Chicago Teachers Union Joins Opposition to Common Core

Chicago Teachers Union Joins Opposition to Common Core

Opposition to Common Core education policies is creating strange political bedfellows. Now, even the Chicago Teachers Union is joining conservatives in opposition to the top-down education standards.

On its blog, the Chicago Teachers Union (CTU) published a new resolution announcing that it had joined the opposition to the “deeply flawed Common Core standards.”

“Now that the resolution has passed,” the union said in its statement, “the CTU will lobby the Illinois Board of Education to eliminate the use of the Common Core for teaching and assessment; and be it further and will work to organize other members and affiliates to increase opposition to the law that increases the expansion of nationwide controls over educational issues.”
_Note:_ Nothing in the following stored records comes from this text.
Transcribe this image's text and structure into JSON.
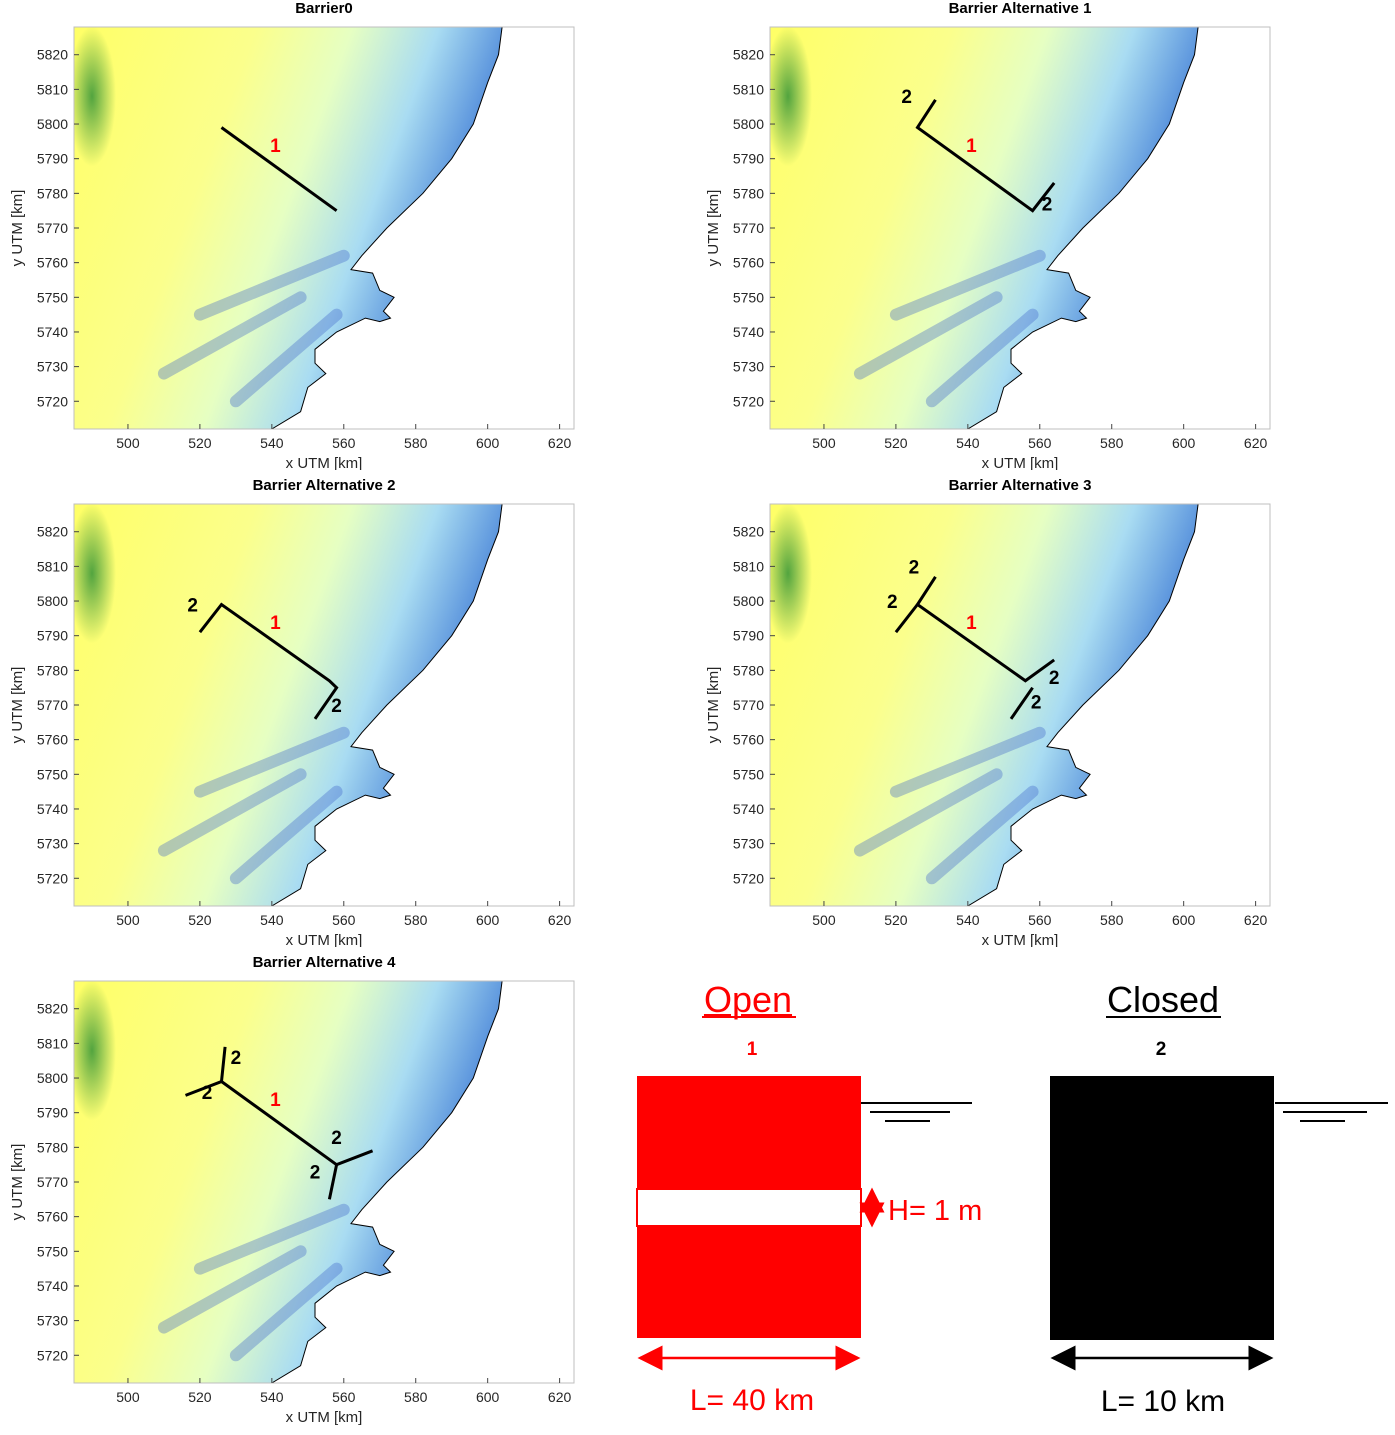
{
  "colors": {
    "land_low": "#ffff66",
    "land_mid": "#e6ffc2",
    "shallow": "#8cc8f0",
    "deep": "#1a2f9a",
    "vegetation": "#3f9a3a",
    "open_red": "#ff0000",
    "closed_black": "#000000"
  },
  "axes": {
    "xlabel": "x UTM [km]",
    "ylabel": "y UTM [km]",
    "xticks": [
      "500",
      "520",
      "540",
      "560",
      "580",
      "600",
      "620"
    ],
    "yticks": [
      "5820",
      "5810",
      "5800",
      "5790",
      "5780",
      "5770",
      "5760",
      "5750",
      "5740",
      "5730",
      "5720"
    ],
    "xlim": [
      485,
      624
    ],
    "ylim": [
      5712,
      5828
    ]
  },
  "panels": [
    {
      "id": "p0",
      "title": "Barrier0"
    },
    {
      "id": "p1",
      "title": "Barrier Alternative 1"
    },
    {
      "id": "p2",
      "title": "Barrier Alternative 2"
    },
    {
      "id": "p3",
      "title": "Barrier Alternative 3"
    },
    {
      "id": "p4",
      "title": "Barrier Alternative 4"
    }
  ],
  "barrier_labels": {
    "open": "1",
    "closed": "2"
  },
  "legend": {
    "open": {
      "title": "Open",
      "number": "1",
      "height_label": "H= 1 m",
      "length_label": "L= 40 km"
    },
    "closed": {
      "title": "Closed",
      "number": "2",
      "length_label": "L= 10 km"
    }
  }
}
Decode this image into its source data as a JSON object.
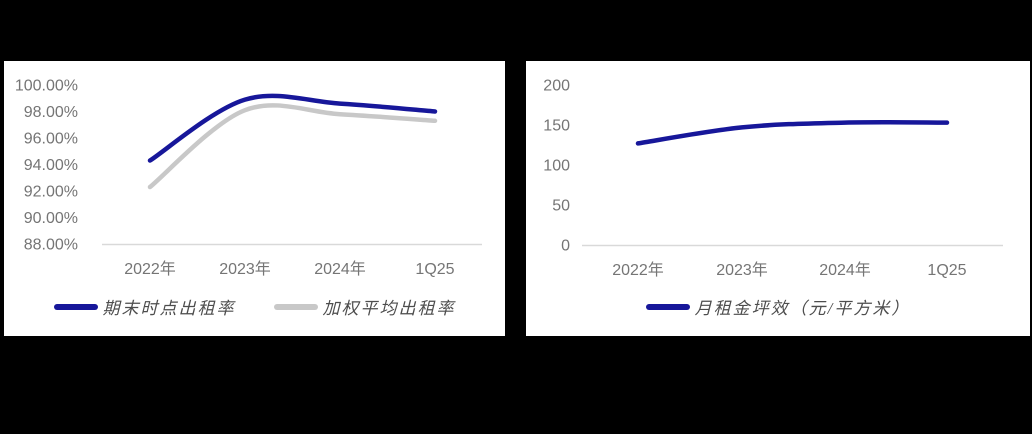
{
  "page": {
    "background": "#000000",
    "panel_background": "#ffffff"
  },
  "colors": {
    "navy": "#17179A",
    "gray_line": "#C8C8C8",
    "axis_line": "#D9D9D9",
    "tick_text": "#757575",
    "legend_text": "#4D4D4D"
  },
  "charts": [
    {
      "name": "occupancy-rate-chart",
      "chart_data": {
        "type": "line",
        "title": "",
        "categories": [
          "2022年",
          "2023年",
          "2024年",
          "1Q25"
        ],
        "series": [
          {
            "name": "期末时点出租率",
            "color": "#17179A",
            "values": [
              94.3,
              98.9,
              98.6,
              98.0
            ]
          },
          {
            "name": "加权平均出租率",
            "color": "#C8C8C8",
            "values": [
              92.3,
              98.1,
              97.8,
              97.3
            ]
          }
        ],
        "ylim": [
          88,
          100
        ],
        "ytick_values": [
          100,
          98,
          96,
          94,
          92,
          90,
          88
        ],
        "ytick_labels": [
          "100.00%",
          "98.00%",
          "96.00%",
          "94.00%",
          "92.00%",
          "90.00%",
          "88.00%"
        ],
        "xlabel": "",
        "ylabel": "",
        "grid": false,
        "legend_position": "bottom"
      }
    },
    {
      "name": "rent-efficiency-chart",
      "chart_data": {
        "type": "line",
        "title": "",
        "categories": [
          "2022年",
          "2023年",
          "2024年",
          "1Q25"
        ],
        "series": [
          {
            "name": "月租金坪效（元/平方米）",
            "color": "#17179A",
            "values": [
              127,
              147,
              153,
              153
            ]
          }
        ],
        "ylim": [
          0,
          200
        ],
        "ytick_values": [
          200,
          150,
          100,
          50,
          0
        ],
        "ytick_labels": [
          "200",
          "150",
          "100",
          "50",
          "0"
        ],
        "xlabel": "",
        "ylabel": "",
        "grid": false,
        "legend_position": "bottom"
      }
    }
  ]
}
Unlike conservatives whose opposition is based on a desire to maintain local control of education policy, many teachers unions stand against both the testing requirements and the plans to use the standards to evaluate teachers. However, unions also say that teachers lose their autonomy in the classroom because of the standards. On the latter, conservatives fully agree.
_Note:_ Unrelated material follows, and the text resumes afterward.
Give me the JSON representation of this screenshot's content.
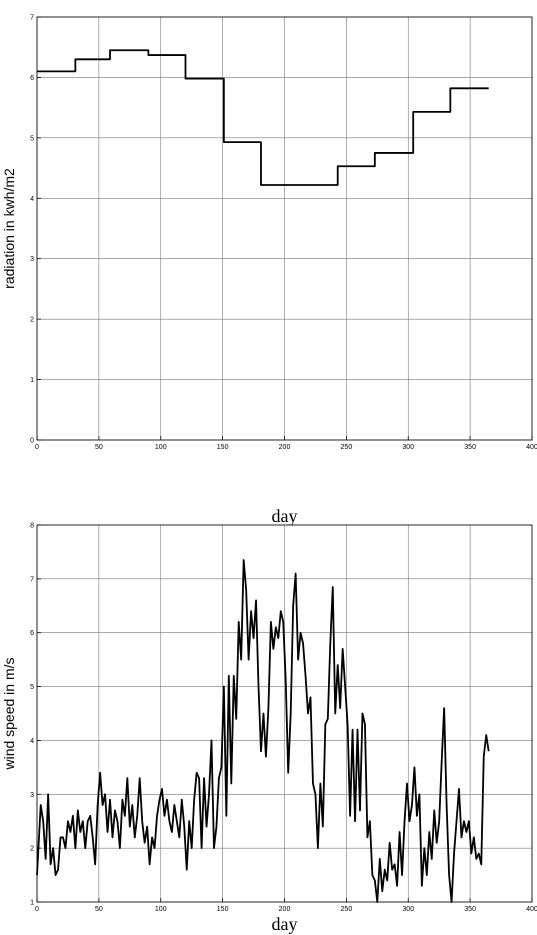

Nevertheless, CTU President Karen Lewis noted in her statement that Common Core is classic government overreach.

“I agree with educators and parents from across the country, the Common Core mandate represents an overreach of federal power into personal privacy as well as into state educational autonomy,” Lewis said. “Common Core eliminates creativity in the classroom and impedes collaboration. We also know that high-stakes standardized testing is designed to rank and sort our children and it contributes significantly to racial discrimination and the achievement gap among students in America’s schools.”
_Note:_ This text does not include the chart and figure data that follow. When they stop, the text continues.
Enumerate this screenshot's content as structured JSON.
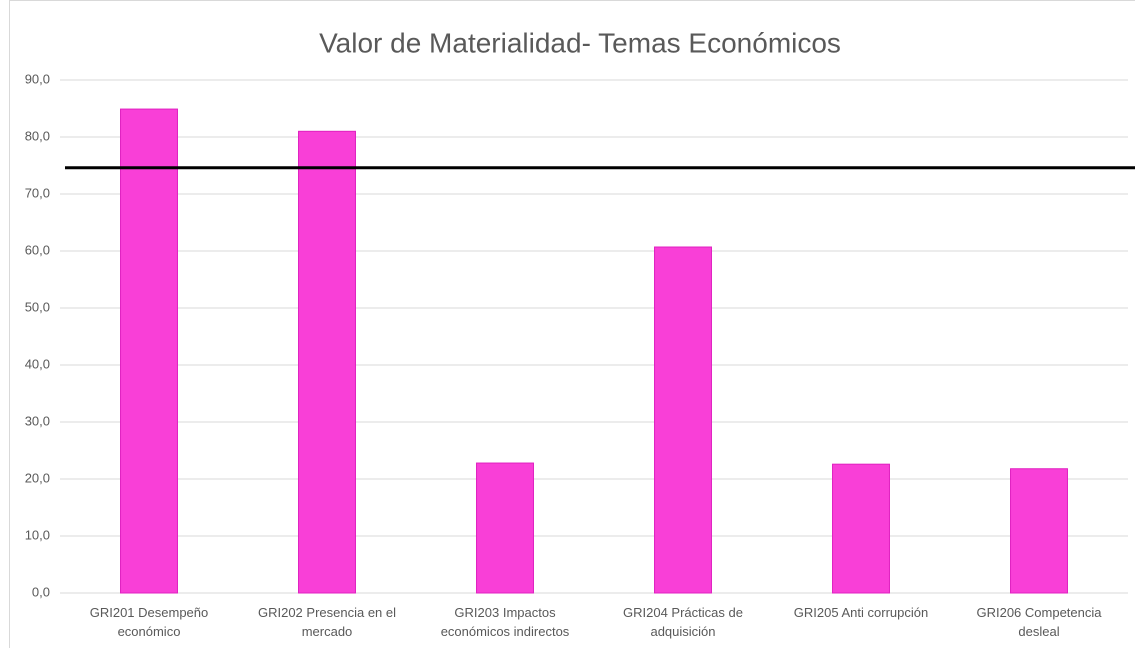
{
  "chart_data": {
    "type": "bar",
    "title": "Valor de Materialidad- Temas Económicos",
    "categories": [
      "GRI201 Desempeño económico",
      "GRI202 Presencia en el mercado",
      "GRI203 Impactos económicos indirectos",
      "GRI204 Prácticas de adquisición",
      "GRI205 Anti corrupción",
      "GRI206 Competencia desleal"
    ],
    "values": [
      84.9,
      81.0,
      22.8,
      60.7,
      22.6,
      21.8
    ],
    "color": "#f93fd7",
    "reference_line": 74.6,
    "ylim": [
      0,
      90
    ],
    "yticks": [
      {
        "value": 0,
        "label": "0,0"
      },
      {
        "value": 10,
        "label": "10,0"
      },
      {
        "value": 20,
        "label": "20,0"
      },
      {
        "value": 30,
        "label": "30,0"
      },
      {
        "value": 40,
        "label": "40,0"
      },
      {
        "value": 50,
        "label": "50,0"
      },
      {
        "value": 60,
        "label": "60,0"
      },
      {
        "value": 70,
        "label": "70,0"
      },
      {
        "value": 80,
        "label": "80,0"
      },
      {
        "value": 90,
        "label": "90,0"
      }
    ],
    "grid": true
  }
}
Along with the announcement of the agreement, the CTU website also contains the detailed resolution that Chicago’s teachers passed to oppose the standards.

In explanation of its reasoning, one of the union’s provisions says:

Common Core State Standards were developed by non-practitioners, such as test and curriculum publishers, as well as education reform foundations, such as the Gates and Broad Foundations, and as a result the CCSS better reflect the interests and priorities of corporate education reformers than the best interests and priorities of teachers and students.

The union additionally says, “Common Core State Standards were piloted incorrectly, have been implemented too quickly, and as a result have produced numerous developmentally inappropriate expectations that do not reflect the learning needs of many students.”

The CTU also said it feels that the standards “adversely impacts” students of highest need, such as minority students, poor students, and those with learning disabilities.

The union goes on to charge that the testing standards are rife with “political manipulation” and will be used to close schools and fire teachers.